1 \begin{problem*}{27.64}
2 A particle of charge $q>0$ is moving at speed $v$ in the
3 $+z$-direction through a region of uniform magnetic field \vect{B}.
4 The magnetic force on the particle is $\vect{F}=F_0(3\ihat+4\jhat)$,
5 where $F_0$ is a positive constant. \Part{a} Determine the components
6 $B_x$, $B_y$, and $B_z$, or at least as many of the three components
7 as is possible from the information given. \Part{b} If it is given in
8 addition that the magnetic field has magnitude $6F_0/qv$, determine as
9 much as you can about the remaining components of \vect{B}.
14 Writing $\vect{F}_B=q\vect{v}\cdot\vect{B}$ in terms of components
17 &= q[\ihat(v_yB_z-v_zB_y)-\jhat(v_xB_z-v_zB_x)+\khat(v_xB_y-v_yB_x)]

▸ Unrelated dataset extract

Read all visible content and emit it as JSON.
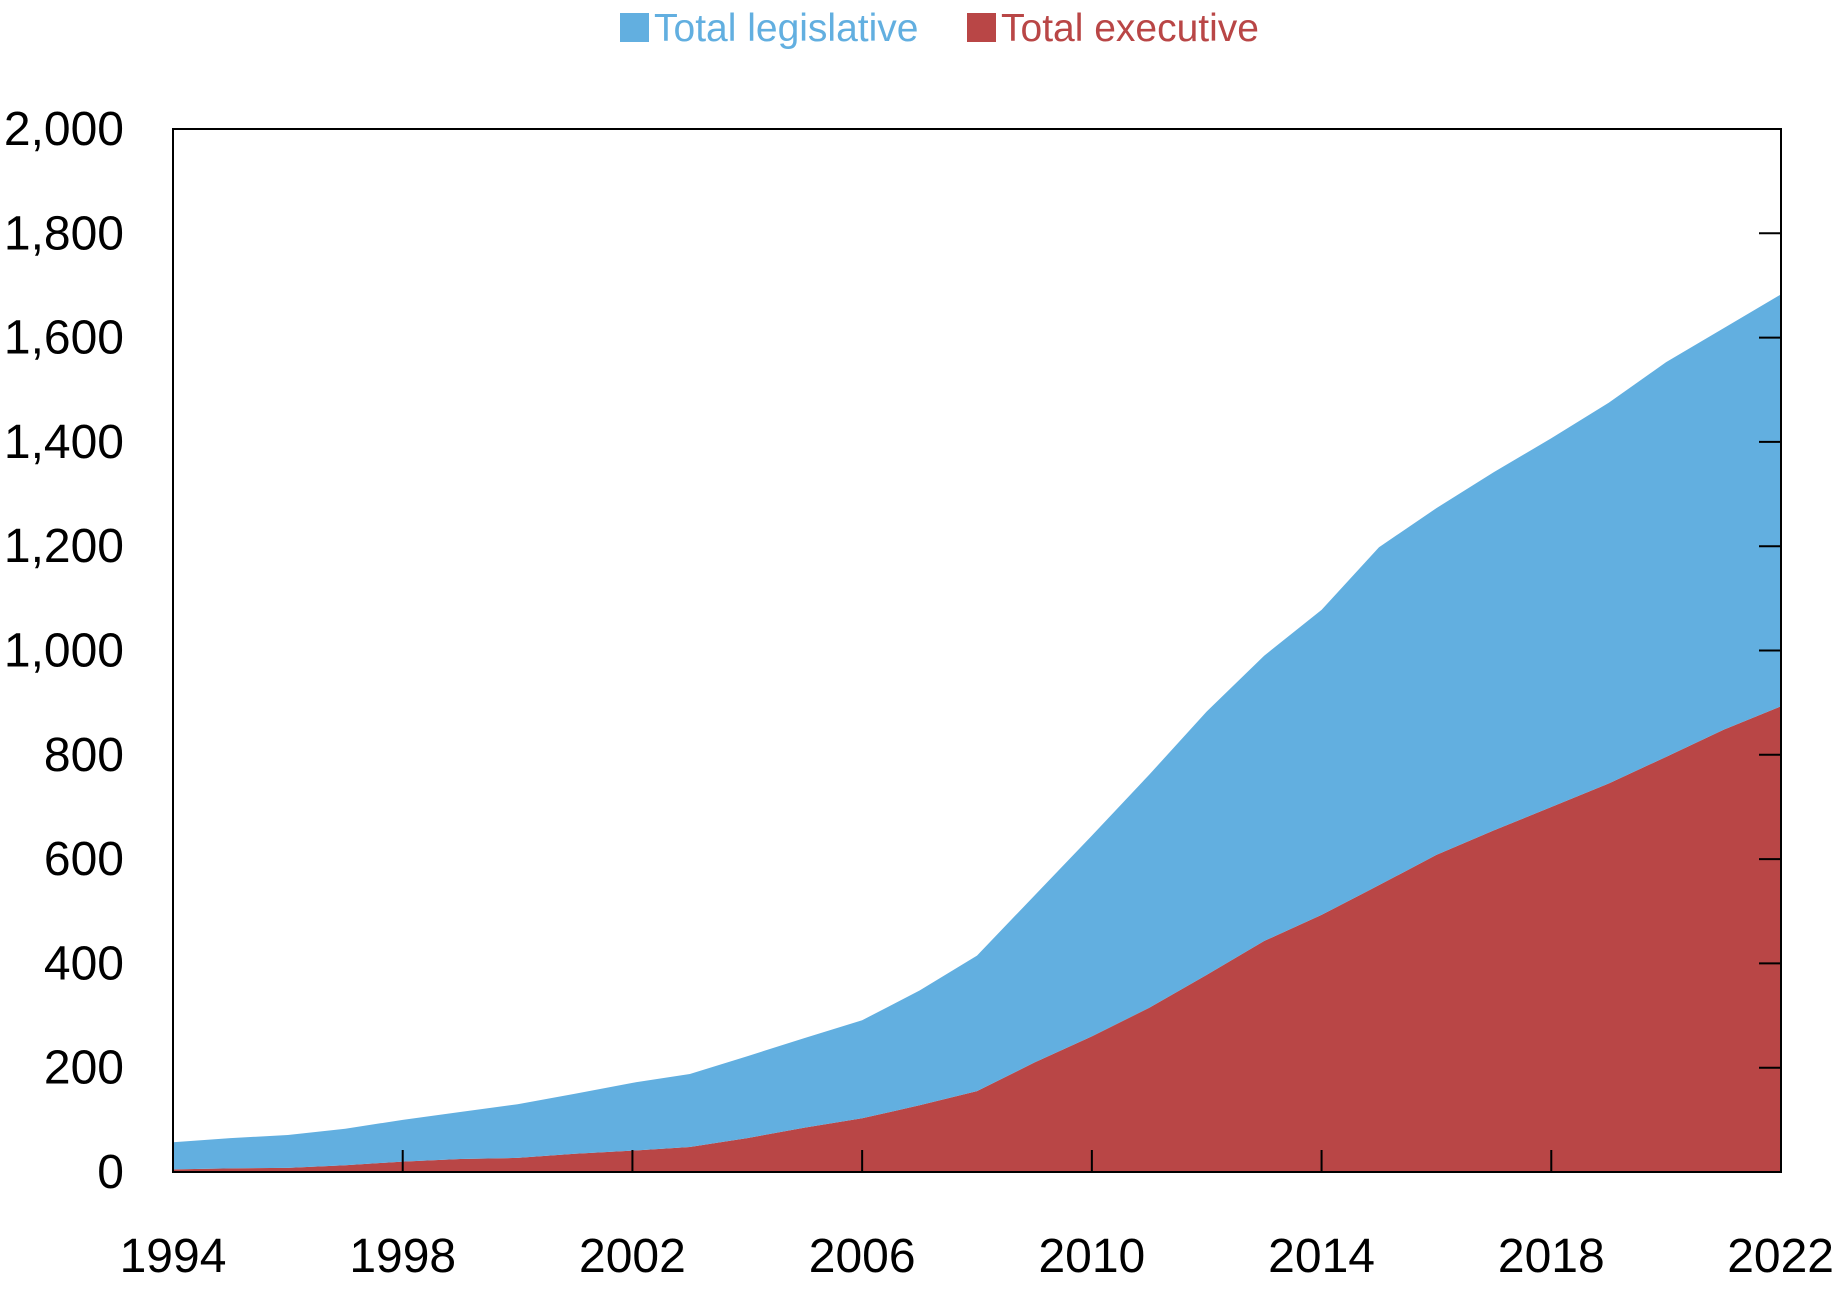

18 = q(-v_zB_y\ihat+v_zB_x\jhat) = F_0(3\ihat+4\jhat) \;.
20 Matching components and writing $v_z=v$ we have
22 -qvB_y &= 3F_0 & qvB_x &= 4F_0 \\
23 B_y &= \ans{\frac{-3F_0}{qv}} & B_x &= \ans{\frac{4F_0}{qv}} \;.
25 We can't find $B_z$ because it does not contribute to the force felt
26 by the charge, which is currently our only handle on \vect{B}.
29 With $|\vect{B}|$, we can solve for $|B_z|$.
31 |\vect{B}|^2 &= B_x^2 + B_y^2 + B_z^2 \\
32 B_z^2 &= |\vect{B}^2| - B_x^2 - B_y^2
33 = 36\frac{F_0^2}{q^2v^2} - 9\frac{F_0^2}{q^2v^2} - 16\frac{F_0^2}{q^2v^2}
34 = (36-9-16)\frac{F_0^2}{q^2v^2}
35 = 11\frac{F_0^2}{q^2v^2} \\
36 B_z &= \ans{\sqrt{11}\frac{F_0}{qv}} \;.
38 However, we still cannot find the direction of $B_z$.